Synthesys, Digital Reasoning’s machine learning platform that ferrets out meaning in unstructured data at scale, is bringing its smarts to compliance use cases for organizations, such as financial institutions. (See this article for more insight into the technology behind the company’s software.)

This week, the vendor delivered Version 3.7 of the Synthesys software, which brings with it the capability to monitor and analyze all email communications in near real-time. That matters to many compliance program use cases, among them insider trading, money laundering and reputation management. “They all go back to finding information inside of communications, like who are the people and organizations mentioned in email, and what is being discussed about them,” says Tim Estes, chairman and CEO. “Synthesys can take essentially millions of emails and winnow them to maybe a hundred that are problems.”

That means fewer things are falsely flagged as issues, there’s less privacy treading into innocent emails, and there’s more return on time for the people charged with protecting customers and enforcing compliance requirements.

Estes says it’s become a C-level, and board-level, imperative in the financial industry to have “a deeper and more proactive solution on compliance, and one that can scale up to Big Data. That hasn’t existed.” A typical approach, when a concern presents itself, is to draw up keyword lists, which can get pretty massive, and hope you’re guessing all the ways people might say refer to something that might cross a compliance boundary, and be prepared to wade through a whole lot of emails that turn out to be harmless. (For example, Estes says, you might turn up emails referring to employees as assets, rather than the ones about an M&A that unfortunately blab about the potential acquiree’s assets.)  E-discovery tools, he adds, offer cool technology to help but are generally designed to analyze information in reaction to an issue.
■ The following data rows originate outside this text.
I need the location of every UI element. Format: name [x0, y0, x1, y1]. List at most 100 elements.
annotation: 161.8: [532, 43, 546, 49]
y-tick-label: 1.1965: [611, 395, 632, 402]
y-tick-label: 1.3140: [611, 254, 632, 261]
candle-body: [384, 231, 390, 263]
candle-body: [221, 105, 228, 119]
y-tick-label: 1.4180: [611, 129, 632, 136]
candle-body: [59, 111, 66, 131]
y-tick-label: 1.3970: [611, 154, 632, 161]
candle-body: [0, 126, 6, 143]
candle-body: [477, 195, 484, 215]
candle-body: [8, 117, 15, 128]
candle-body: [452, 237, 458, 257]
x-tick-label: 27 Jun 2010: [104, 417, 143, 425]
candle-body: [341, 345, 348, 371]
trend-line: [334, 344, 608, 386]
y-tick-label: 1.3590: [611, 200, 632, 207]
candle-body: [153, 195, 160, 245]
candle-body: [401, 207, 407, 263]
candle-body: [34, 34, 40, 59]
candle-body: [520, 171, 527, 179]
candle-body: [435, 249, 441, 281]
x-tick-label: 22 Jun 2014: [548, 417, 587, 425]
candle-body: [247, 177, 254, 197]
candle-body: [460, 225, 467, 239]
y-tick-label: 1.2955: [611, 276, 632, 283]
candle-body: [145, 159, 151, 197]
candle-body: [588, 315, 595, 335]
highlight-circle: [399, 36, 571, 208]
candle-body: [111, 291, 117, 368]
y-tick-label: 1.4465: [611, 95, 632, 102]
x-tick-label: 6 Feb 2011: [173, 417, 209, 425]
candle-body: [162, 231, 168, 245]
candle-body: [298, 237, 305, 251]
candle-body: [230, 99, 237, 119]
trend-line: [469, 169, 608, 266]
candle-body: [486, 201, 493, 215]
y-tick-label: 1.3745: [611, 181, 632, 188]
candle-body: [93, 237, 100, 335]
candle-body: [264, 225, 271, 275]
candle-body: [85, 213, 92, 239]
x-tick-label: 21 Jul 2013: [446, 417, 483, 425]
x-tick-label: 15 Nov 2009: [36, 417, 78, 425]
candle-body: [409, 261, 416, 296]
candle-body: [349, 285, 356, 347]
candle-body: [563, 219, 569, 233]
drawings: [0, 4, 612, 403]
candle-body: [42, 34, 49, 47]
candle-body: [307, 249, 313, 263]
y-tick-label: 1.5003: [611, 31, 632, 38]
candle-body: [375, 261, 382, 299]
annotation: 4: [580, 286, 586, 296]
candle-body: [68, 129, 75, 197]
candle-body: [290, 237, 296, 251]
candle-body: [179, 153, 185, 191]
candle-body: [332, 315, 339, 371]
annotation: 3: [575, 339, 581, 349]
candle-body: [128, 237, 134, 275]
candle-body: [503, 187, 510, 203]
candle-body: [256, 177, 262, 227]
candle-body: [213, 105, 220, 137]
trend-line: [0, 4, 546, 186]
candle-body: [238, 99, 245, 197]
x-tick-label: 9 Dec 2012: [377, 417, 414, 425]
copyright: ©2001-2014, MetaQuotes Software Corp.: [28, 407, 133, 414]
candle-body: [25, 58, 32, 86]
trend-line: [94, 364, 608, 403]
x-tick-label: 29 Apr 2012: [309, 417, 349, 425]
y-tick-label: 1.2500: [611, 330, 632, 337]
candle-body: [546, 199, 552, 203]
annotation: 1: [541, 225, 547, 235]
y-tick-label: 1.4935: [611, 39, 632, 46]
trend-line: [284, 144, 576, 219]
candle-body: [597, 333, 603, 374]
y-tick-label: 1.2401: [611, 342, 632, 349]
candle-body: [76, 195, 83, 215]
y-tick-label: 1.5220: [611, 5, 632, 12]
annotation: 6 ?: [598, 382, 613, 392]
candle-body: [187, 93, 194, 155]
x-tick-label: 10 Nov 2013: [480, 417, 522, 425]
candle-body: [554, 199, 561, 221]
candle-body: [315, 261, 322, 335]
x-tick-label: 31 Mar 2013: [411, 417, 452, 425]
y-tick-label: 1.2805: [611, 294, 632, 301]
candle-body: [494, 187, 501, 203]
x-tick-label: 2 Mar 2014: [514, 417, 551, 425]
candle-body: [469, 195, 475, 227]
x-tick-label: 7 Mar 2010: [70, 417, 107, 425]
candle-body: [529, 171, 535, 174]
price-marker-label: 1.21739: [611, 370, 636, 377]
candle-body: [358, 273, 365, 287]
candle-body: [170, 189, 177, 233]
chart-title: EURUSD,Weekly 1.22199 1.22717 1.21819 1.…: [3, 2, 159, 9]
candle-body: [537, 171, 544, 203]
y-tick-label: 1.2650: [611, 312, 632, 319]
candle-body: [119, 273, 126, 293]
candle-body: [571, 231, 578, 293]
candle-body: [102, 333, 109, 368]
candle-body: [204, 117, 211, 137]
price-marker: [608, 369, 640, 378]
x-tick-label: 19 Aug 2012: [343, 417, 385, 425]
“Our model is different. We come from the intelligence domain and don’t want to deal with missing something,” he says. Synthesys, which can search and understand structured and unstructured data to build a view of underlying entities (including different names that refer to the same thing), facts, relationships, and associated temporal and geospatial patterns, is designed to get ahead of the problem. Working from an upfront understanding of the risks or anomalies a company is looking for, Synthesys is there as every piece of email communications flows through an organization.

“It’s the equivalent of 1,000 analysts reading stuff all the time, but reading it privately and securely,” he says. “It learns its rules and if nothing gets flagged, then no one has to see it. When exceptions hit, it catches them, and then a human can be brought into the loop.”

An essential piece of the technology included with this version to enable these capabilities for the stream of email communications – as well as for other cases – is streaming ingestion. Synthesys is a Big Data system built on Hadoop, which is fundamentally geared to batch-processing and isn’t inherently appropriate for real-time analytics.  The open-source Storm distributed realtime computation system can handle large amounts of data in the stream. “We adopted it, so we can take messages one at a time as needed. The system has the knowledge now to keep up with the stream of data,” says Estes. “If you can’t analyze data in the stream, then write it out as soon as analysis is done, you can’t keep up with the stream of email.”

Digital Reasoning was able to add Storm to its ingestion toolkit because of its pluggable architecture. “Right now it supports Hadoop and Storm, so you can use two different systems to do ingestion. But it’s extensible, so a third or fourth system could be supported,” he says.

Also in this release, entity resolution has taken a big step forward. “We’ve found a way to scale up to billions of entities being considered and eventually trillions of references or pointers,” Estes says. Synthesys is now 20 times more effective at resolving entities. “It’s a pretty big sea change.” In the works for the company in the next year is “really making true the idea that every enterprise can have their own Knowledge Graph, their own Google, if you will, for their proprietary data,” says Estes.